Dylan Beaudette wrote:
Hi,

some of the people in my lab are interested in collaboratively compiling a large quantity of environmental data- each user appending several hundred measurements of several variables every week.

They are currently emailing around a spread sheet file and there have been numerous data accidents. Now they are asking to put the file onto a shared drive, so that they can access it remotely. This sounds like a terrible idea to me- even worse than the previous attempt.

The data are essentially rows and cols of numbers that are added to and edited weekly.

At first I thought subversion might be helpful, but revision control doesn't work so well with binary data (excel files)... unless there is something I don't know about. It would be hard to detect conflicts, or to merge data. However, it would allow for timestamps and revision numbers to provide some level of authority.

Designing some kind of database-driven system seems like a logical choice, but I do not have the time to do this. Perhaps there is already something out there.
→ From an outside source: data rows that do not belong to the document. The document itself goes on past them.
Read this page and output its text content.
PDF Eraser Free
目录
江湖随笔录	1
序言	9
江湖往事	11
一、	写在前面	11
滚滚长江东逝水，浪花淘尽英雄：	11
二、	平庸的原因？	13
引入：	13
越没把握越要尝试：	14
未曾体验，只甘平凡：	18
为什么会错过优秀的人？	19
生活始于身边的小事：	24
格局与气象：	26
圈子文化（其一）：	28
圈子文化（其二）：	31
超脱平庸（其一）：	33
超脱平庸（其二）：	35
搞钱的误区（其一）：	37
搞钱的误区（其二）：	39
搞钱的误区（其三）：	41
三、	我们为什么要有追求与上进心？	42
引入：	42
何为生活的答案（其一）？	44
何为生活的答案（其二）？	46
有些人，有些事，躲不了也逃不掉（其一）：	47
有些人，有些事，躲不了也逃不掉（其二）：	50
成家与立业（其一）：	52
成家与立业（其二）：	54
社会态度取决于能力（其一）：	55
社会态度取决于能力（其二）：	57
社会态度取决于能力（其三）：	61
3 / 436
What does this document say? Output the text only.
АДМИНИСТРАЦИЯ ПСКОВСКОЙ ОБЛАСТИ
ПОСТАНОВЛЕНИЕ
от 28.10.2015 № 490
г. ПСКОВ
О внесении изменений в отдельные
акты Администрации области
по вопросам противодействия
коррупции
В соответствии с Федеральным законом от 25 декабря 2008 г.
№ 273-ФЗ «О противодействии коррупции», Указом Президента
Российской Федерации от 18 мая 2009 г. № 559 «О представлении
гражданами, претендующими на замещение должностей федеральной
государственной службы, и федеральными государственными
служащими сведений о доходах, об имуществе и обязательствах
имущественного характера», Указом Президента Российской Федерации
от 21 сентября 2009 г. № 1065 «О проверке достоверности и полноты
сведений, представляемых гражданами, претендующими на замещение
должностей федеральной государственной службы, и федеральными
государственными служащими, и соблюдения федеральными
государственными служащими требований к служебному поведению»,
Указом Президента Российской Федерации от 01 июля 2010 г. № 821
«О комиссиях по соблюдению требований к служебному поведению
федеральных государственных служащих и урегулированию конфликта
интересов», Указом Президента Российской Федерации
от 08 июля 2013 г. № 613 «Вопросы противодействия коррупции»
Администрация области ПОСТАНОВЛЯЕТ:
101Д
Does anyone have some insight into how to solve this data management nighmare?

Cheers,

Dylan


While it might seem like a lot of work for a database, it might be less work than teaching all of them to use svn. If you make a DB table then you can just create an OpenOffice and or Access database that contains a linked table via the proper odbc driver(so postgres, mysql, whatever you want), they would all see the same table at the same time and if they're just doing appends it should work out ok.

This way no new software to learn or install for most, just need to configure the odbc connection once.